The Conservative leader of the Local Government Association, Sir Simon Milton, has warned councils against over zealous use of surveillance powers that they were given to fight terrorism and criminal offences.

Sir Simon fears that councils may be using these powers too freely and will undermine public confidence in councils having them at all.

Reports in this morning’s media note how a family in Dorset was watched for three weeks in order to establish whether or not they were actually in the correct school catchment area.  It was found that they were.  The Telegraph reports that local authorities are launching more than 1,000 covert surveillance operations every month.  The newspaper highlights that Newcastle has used its powers 24 times to investigate parking fines and by Conservatives in Kensington and Chelsea to investigate the misuse of disabled parking badges.

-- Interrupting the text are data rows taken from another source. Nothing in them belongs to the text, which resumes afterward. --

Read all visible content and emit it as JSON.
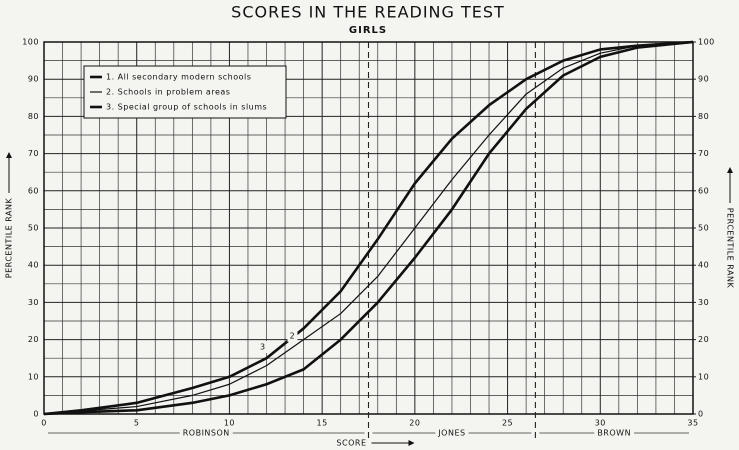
{
  "chart_data": {
    "type": "line",
    "title": "SCORES IN THE READING TEST",
    "subtitle": "GIRLS",
    "xlabel": "SCORE",
    "ylabel": "PERCENTILE RANK",
    "y2label": "PERCENTILE RANK",
    "x": [
      0,
      2,
      5,
      8,
      10,
      12,
      14,
      16,
      18,
      20,
      22,
      24,
      26,
      28,
      30,
      32,
      35
    ],
    "series": [
      {
        "name": "1.  All secondary modern schools",
        "color": "#111111",
        "width": 2.6,
        "values": [
          0,
          0.5,
          1,
          3,
          5,
          8,
          12,
          20,
          30,
          42,
          55,
          70,
          82,
          91,
          96,
          98.5,
          100
        ]
      },
      {
        "name": "2.  Schools in problem areas",
        "color": "#111111",
        "width": 1.2,
        "label": "2",
        "values": [
          0,
          0.8,
          2,
          5,
          8,
          13,
          20,
          27,
          37,
          50,
          63,
          75,
          86,
          93,
          97,
          99,
          100
        ]
      },
      {
        "name": "3.  Special group of schools in slums",
        "color": "#111111",
        "width": 2.6,
        "label": "3",
        "values": [
          0,
          1,
          3,
          7,
          10,
          15,
          23,
          33,
          47,
          62,
          74,
          83,
          90,
          95,
          98,
          99,
          100
        ]
      }
    ],
    "xlim": [
      0,
      35
    ],
    "xticks": [
      0,
      5,
      10,
      15,
      20,
      25,
      30,
      35
    ],
    "x_minor_ticks": [
      1,
      2,
      3,
      4,
      6,
      7,
      8,
      9,
      11,
      12,
      13,
      14,
      16,
      17,
      18,
      19,
      21,
      22,
      23,
      24,
      26,
      27,
      28,
      29,
      31,
      32,
      33,
      34
    ],
    "ylim": [
      0,
      100
    ],
    "yticks": [
      0,
      10,
      20,
      30,
      40,
      50,
      60,
      70,
      80,
      90,
      100
    ],
    "y_minor_ticks": [
      5,
      15,
      25,
      35,
      45,
      55,
      65,
      75,
      85,
      95
    ],
    "y2lim": [
      0,
      100
    ],
    "y2ticks": [
      0,
      10,
      20,
      30,
      40,
      50,
      60,
      70,
      80,
      90,
      100
    ],
    "vlines": [
      17.5,
      26.5
    ],
    "regions": [
      "ROBINSON",
      "JONES",
      "BROWN"
    ],
    "grid": true,
    "legend": "upper left"
  }
}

Sir Simon appeared to imply that the surveillance powers were appropriate in dealing with fly tippers, rogue traders and those defrauding the council tax or housing benefit system.  Action against littering was not, he has written, a "necessary and proportionate" use of local authority’s surveillance powers.

Dominic Grieve, the new Shadow Home Secretary, welcomed Sir Simon’s intervention:

"The public will be alarmed that such strong powers introduced under the guise of counterterrorism are being used by councils. They must be as tightly controlled as if they were being used by the police or security services."

Sir Simon said that the media also had a responsibility to use language more carefully.
Talk of snoopers patrolling council parks to check that people were
allowing their dogs to foul green spaces would, he implied on this
morning’s Today programme, produce a different response to news that a
park-keeper was empowered to stop fouling of places where children play.